To register a role, use RolesService.registerRole(roleRegistration). You will need to provide start() and stop() methods which will be executed when the roles service decides to start/stop your role. You will also need to specify an identifier which is used when referring to the role in configuration and the environment.

Configuring enabled roles

When an Alterior app is bootstrapped, the ALT_ROLES_ONLY/ALT_ROLES_ALL_EXCEPT environment variables are inspected to determine which roles should be started when the application starts. The variables are comma-delimited lists of role identifiers that should be started or ignored. By default all registered roles are started. If both variables are specified, ALT_ROLES_ONLY takes precedence.

Alternatively you can specify roles via the command line when the application is started using one of the following options:

--roles-only,   -r [role,...]  Enable only the specified roles
--roles-except, -R [role,...]  Enable all roles except the specified roles

For example, to enable only the web-server and tasks roles:

node dist/main.js -r web-server,tasks

Stopping the application

The application can be explicitly stopped by injecting Runtime and calling the shutdown() method. This causes the altOnStop() lifecycle event to be run for all loaded modules, and execution to be stopped with process.exit(). If you wish to stop all modules of the application without exiting the process, use Runtime.stop() instead.

Custom Lifecycle Events

You can programmatically trigger custom lifecycle events by calling Runtime.fireEvent(eventName).
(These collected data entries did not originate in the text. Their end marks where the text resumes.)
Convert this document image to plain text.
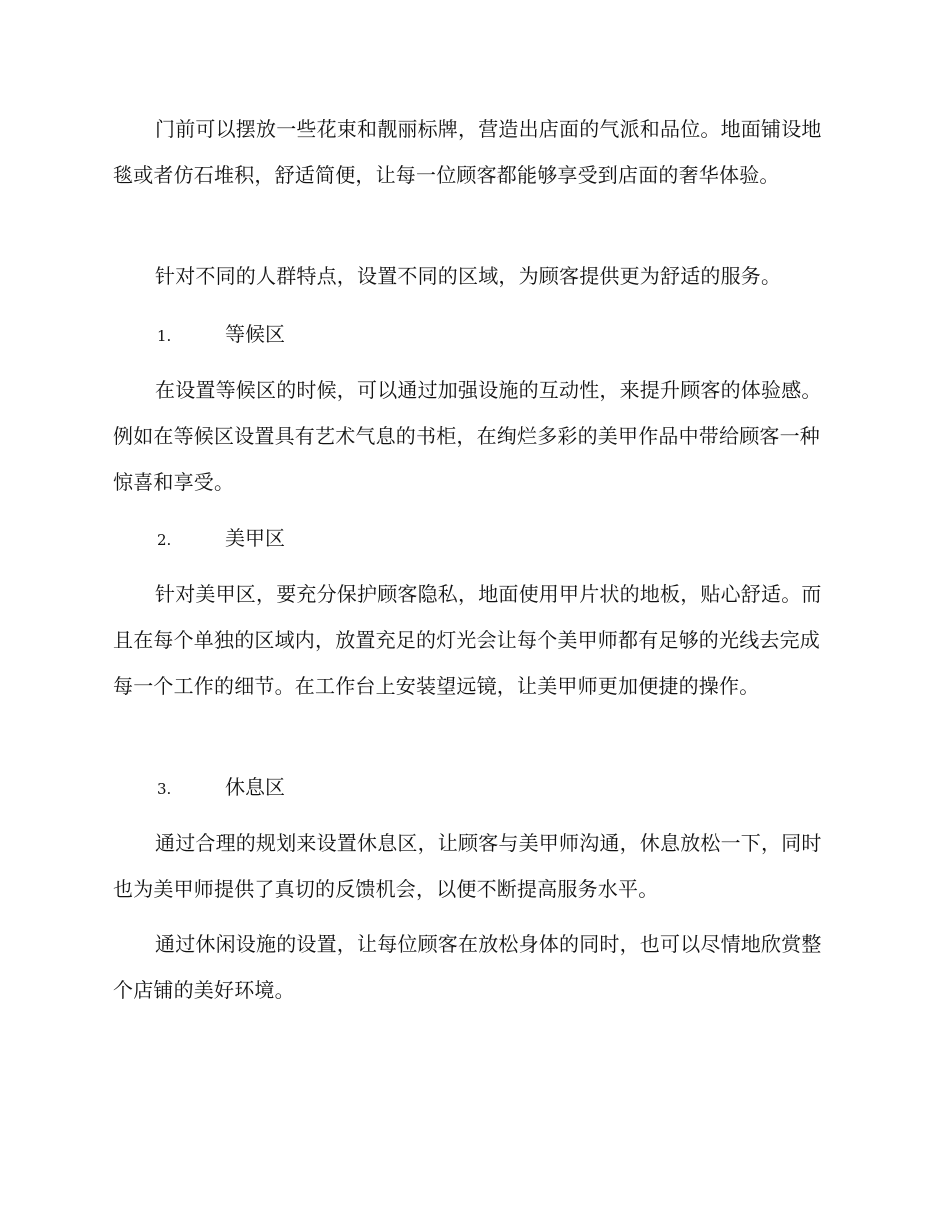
门前可以摆放一些花束和靓丽标牌，营造出店面的气派和品位。地面铺设地毯或者仿石堆积，舒适简便，让每一位顾客都能够享受到店面的奢华体验。

针对不同的人群特点，设置不同的区域，为顾客提供更为舒适的服务。

1.	等候区

在设置等候区的时候，可以通过加强设施的互动性，来提升顾客的体验感。例如在等候区设置具有艺术气息的书柜，在绚烂多彩的美甲作品中带给顾客一种惊喜和享受。

2.	美甲区

针对美甲区，要充分保护顾客隐私，地面使用甲片状的地板，贴心舒适。而且在每个单独的区域内，放置充足的灯光会让每个美甲师都有足够的光线去完成每一个工作的细节。在工作台上安装望远镜，让美甲师更加便捷的操作。

3.	休息区

通过合理的规划来设置休息区，让顾客与美甲师沟通，休息放松一下，同时也为美甲师提供了真切的反馈机会，以便不断提高服务水平。

通过休闲设施的设置，让每位顾客在放松身体的同时，也可以尽情地欣赏整个店铺的美好环境。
eventName should be an UpperCamelCase string. The method executed on modules will be alt${eventName}, so if you specify DoSomething, then the method altDoSomething() will be executed on each module which implements it.

Self Test

Passing --self-test to your application will cause Alterior to stop after the application is bootstrapped and perform a successful exit. This can be used as a sanity check to make sure that your service starts correctly while building.